Daarnaast oefenen de Vlaamse en de Franse Gemeenschap ook bevoegdheden uit in het Brussels Gewest: dit zijn de typische gemeenschapsbevoegdheden, ook wel de persoonsgebonden materies genoemd (bv. cultuur). Voor de Vlaamse Gemeenschap rusten deze bevoegdheden bij de Vlaamse Gemeenschapscommissie (VGC), voor de Franse Gemeenschap bij de COCOF. Voor een beperkt aantal materies is er een gemeenschappelijke gemeenschapscommissie.
De huidige institutionele regeling voor het Brussels Hoofdstedelijk Gewest is dan ook vrij ingewikkeld. Dat is het resultaat van ettelijke rondes staatshervormingen waarbij de Franstaligen Brussel proberen uit te bouwen als ‘une région-à-part entière’, daar waar de Vlamingen Brussel meer zien in een lagere, intermediaire bestuursvorm – een sterk opgewaardeerde agglomeratie annex provincie.

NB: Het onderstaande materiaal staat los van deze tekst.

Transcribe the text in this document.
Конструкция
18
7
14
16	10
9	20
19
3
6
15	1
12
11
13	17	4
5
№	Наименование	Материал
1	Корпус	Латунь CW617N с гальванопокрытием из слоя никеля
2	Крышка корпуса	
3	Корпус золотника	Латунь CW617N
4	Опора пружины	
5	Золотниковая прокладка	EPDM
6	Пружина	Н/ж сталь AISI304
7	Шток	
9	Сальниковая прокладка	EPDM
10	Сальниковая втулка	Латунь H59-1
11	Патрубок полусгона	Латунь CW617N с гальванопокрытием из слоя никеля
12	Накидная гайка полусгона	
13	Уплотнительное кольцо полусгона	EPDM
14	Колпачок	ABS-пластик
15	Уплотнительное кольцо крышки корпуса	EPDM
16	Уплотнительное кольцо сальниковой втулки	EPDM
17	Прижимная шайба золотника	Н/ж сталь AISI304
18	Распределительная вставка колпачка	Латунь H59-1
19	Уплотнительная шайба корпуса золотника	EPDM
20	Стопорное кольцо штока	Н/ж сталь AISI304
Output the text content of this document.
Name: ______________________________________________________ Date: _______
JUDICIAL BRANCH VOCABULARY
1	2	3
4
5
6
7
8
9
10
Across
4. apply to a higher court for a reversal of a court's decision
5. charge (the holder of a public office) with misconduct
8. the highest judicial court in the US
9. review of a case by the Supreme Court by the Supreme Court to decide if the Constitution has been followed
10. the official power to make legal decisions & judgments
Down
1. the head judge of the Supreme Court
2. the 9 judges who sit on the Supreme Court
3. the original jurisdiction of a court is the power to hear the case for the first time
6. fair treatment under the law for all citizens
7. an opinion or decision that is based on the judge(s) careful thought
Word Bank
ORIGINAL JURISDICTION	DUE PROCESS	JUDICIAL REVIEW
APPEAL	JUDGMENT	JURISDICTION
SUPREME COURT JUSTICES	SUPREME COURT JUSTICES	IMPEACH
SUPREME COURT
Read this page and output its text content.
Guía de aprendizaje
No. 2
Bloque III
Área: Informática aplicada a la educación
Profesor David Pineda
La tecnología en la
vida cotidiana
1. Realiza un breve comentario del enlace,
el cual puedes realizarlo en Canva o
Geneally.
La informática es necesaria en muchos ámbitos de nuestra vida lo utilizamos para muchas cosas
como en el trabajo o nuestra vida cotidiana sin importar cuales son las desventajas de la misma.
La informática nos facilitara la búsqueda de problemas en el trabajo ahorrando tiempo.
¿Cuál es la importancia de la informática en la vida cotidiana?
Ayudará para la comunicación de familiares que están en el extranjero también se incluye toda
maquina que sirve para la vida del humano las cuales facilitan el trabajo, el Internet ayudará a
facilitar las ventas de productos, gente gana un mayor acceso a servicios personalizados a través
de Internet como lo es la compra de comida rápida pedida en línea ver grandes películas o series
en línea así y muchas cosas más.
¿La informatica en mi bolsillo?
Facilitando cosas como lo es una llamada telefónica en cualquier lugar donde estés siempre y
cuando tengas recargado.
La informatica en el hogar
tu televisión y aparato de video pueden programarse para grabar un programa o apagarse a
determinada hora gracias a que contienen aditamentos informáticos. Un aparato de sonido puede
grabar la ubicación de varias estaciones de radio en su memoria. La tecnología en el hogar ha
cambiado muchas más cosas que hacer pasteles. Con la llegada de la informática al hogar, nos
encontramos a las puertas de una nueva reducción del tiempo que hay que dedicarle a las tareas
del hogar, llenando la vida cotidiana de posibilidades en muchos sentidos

De 19 gemeenten van het w:nl:Brussels Hoofdstedelijk Gewest (met hun postcodes):
- Anderlecht (1070)
- Brussel (Brussel-Stad) (1000, 1020, 1120, 1130, 1040, 1050)
- Elsene (1050)
- Etterbeek (1040)
- Evere (1140)
- Ganshoren (1083)
- Jette (1090)
- Koekelberg (1081)
- Oudergem (1160)
- Schaarbeek (1030)
- Sint-Agatha-Berchem (1082)
- Sint-Gillis (1060)
- Sint-Jans-Molenbeek (1080)
- Sint-Joost-ten-Node (1210)
- Sint-Lambrechts-Woluwe (1200)
- Sint-Pieters-Woluwe (1150)
- Ukkel (1180)
- Vorst (1190)
- Watermaal-Bosvoorde (1170)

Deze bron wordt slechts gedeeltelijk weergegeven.